Pelah Hoyt: According to Mussulman, in those days, anytime was a time for music. The men probably sang marching songs as they carried their boats and gear around the great falls of the Missouri, or sang when the men finally returned to Travelers Rest near Lolo Montana, after crossing the Bitterroot Mountains.
Joseph Mussulman: Coming back when they left those "tremendous mountains," as Clark put it, having suffered cold and hunger, the likes of which they had never experienced before, and never would want to experience again. Clark is almost prayerful coming back; we made it, we made it.
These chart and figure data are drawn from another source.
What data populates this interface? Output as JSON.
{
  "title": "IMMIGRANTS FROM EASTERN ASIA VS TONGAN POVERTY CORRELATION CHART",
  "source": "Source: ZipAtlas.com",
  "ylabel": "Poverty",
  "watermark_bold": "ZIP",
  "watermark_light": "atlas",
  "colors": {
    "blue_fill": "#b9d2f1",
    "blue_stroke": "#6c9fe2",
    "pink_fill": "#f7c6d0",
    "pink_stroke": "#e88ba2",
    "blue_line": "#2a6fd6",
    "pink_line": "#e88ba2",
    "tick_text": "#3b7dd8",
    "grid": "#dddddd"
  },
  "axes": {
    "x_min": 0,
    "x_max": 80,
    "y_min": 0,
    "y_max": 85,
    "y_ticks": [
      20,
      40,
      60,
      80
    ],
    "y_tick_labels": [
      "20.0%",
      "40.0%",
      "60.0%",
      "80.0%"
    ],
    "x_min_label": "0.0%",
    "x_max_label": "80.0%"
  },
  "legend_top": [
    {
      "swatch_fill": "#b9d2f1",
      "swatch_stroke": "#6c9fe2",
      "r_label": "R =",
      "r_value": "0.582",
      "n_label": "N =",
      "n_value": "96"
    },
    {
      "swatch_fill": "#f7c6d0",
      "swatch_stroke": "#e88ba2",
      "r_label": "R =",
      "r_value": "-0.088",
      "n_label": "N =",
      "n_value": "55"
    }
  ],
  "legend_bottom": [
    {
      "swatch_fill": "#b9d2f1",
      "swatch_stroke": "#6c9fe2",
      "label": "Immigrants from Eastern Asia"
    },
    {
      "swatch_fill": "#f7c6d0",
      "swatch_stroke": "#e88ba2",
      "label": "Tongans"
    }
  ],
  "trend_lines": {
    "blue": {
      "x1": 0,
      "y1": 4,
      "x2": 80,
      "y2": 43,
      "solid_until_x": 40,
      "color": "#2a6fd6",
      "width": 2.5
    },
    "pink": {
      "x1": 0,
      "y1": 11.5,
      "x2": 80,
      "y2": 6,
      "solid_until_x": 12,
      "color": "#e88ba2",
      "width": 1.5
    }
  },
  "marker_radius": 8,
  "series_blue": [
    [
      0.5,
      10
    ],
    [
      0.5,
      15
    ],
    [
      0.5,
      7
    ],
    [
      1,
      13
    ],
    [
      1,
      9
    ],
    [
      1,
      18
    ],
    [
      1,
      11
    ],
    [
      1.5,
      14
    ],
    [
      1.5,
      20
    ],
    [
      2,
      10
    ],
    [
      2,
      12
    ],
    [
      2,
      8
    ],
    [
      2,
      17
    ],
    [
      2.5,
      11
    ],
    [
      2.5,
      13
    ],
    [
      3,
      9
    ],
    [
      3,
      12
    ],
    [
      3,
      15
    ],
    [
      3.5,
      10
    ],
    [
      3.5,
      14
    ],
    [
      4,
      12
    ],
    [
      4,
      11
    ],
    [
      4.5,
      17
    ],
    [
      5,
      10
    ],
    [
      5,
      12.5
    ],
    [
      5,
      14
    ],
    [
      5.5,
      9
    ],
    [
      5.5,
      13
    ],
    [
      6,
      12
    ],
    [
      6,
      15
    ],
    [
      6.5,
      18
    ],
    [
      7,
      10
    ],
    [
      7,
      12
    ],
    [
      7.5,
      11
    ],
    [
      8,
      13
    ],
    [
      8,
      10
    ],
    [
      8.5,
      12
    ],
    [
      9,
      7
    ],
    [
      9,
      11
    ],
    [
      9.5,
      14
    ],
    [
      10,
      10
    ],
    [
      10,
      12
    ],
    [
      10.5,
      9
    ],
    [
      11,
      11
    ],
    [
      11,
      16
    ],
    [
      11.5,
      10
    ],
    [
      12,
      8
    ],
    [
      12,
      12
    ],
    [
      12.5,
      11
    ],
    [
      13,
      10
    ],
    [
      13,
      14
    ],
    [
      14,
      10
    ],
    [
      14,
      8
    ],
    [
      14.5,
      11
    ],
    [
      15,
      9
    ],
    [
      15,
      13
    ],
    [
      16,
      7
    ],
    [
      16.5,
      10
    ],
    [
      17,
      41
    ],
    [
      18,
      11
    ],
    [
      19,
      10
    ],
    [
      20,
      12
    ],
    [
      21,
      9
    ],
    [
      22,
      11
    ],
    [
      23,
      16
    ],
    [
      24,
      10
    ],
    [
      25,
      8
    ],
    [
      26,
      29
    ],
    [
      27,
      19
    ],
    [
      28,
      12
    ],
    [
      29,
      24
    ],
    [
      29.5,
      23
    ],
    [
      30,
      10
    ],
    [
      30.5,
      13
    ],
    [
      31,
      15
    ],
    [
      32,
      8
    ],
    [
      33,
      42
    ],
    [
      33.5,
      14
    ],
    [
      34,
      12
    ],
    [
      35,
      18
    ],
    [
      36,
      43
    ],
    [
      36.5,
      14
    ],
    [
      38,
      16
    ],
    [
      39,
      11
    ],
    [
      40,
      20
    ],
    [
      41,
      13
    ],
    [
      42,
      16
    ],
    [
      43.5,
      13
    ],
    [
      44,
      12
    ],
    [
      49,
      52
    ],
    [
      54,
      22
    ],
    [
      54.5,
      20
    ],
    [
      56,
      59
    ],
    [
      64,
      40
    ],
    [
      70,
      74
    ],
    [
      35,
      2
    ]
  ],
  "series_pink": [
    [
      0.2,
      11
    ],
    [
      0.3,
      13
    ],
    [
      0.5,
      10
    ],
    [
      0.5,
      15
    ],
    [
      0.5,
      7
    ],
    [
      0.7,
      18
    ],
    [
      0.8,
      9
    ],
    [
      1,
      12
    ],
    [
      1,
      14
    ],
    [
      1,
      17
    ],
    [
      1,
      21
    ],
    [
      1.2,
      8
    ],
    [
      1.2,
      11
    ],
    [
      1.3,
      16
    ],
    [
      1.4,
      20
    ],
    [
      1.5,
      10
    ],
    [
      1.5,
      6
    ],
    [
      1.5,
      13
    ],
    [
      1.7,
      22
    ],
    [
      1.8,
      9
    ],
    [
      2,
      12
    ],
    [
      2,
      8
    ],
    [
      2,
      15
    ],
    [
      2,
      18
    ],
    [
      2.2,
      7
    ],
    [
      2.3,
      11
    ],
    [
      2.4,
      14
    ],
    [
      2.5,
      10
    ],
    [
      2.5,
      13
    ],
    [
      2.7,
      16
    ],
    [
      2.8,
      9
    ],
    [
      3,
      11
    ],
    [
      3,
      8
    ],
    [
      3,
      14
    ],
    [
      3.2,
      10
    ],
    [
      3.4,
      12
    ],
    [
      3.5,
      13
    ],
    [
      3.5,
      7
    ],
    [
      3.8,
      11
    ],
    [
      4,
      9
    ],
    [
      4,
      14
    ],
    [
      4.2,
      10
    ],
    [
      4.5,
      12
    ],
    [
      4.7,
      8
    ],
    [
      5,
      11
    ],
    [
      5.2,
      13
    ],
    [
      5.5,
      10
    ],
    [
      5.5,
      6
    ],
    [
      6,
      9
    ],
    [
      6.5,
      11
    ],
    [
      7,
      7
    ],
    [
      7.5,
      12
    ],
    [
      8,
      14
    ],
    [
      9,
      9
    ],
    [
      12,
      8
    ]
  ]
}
I can imagine that somebody at a quite time, at dusk, might have begun:
Through many dangers, toils and snares,
I have already come,
T'was grace that kept me safe thus far,
And grace will lead me home.
September 14, 1806...they get back to Saint Louis on the 23rd, so they are somewhere near Fort Leavenworth Kansas, and they are going home, man they are moving fast, as fast as they can. They are making 50 to 60 miles a day. Nine days from the end of the journey Clark wrote in his journal, "Our party received a dram"--they had picked up some more alcohol from some traders they had met going upstream--"Our party received a dram and some songs until eleven o'clock at night, in the greatest harmony." He's pleased that they're enjoying themselves.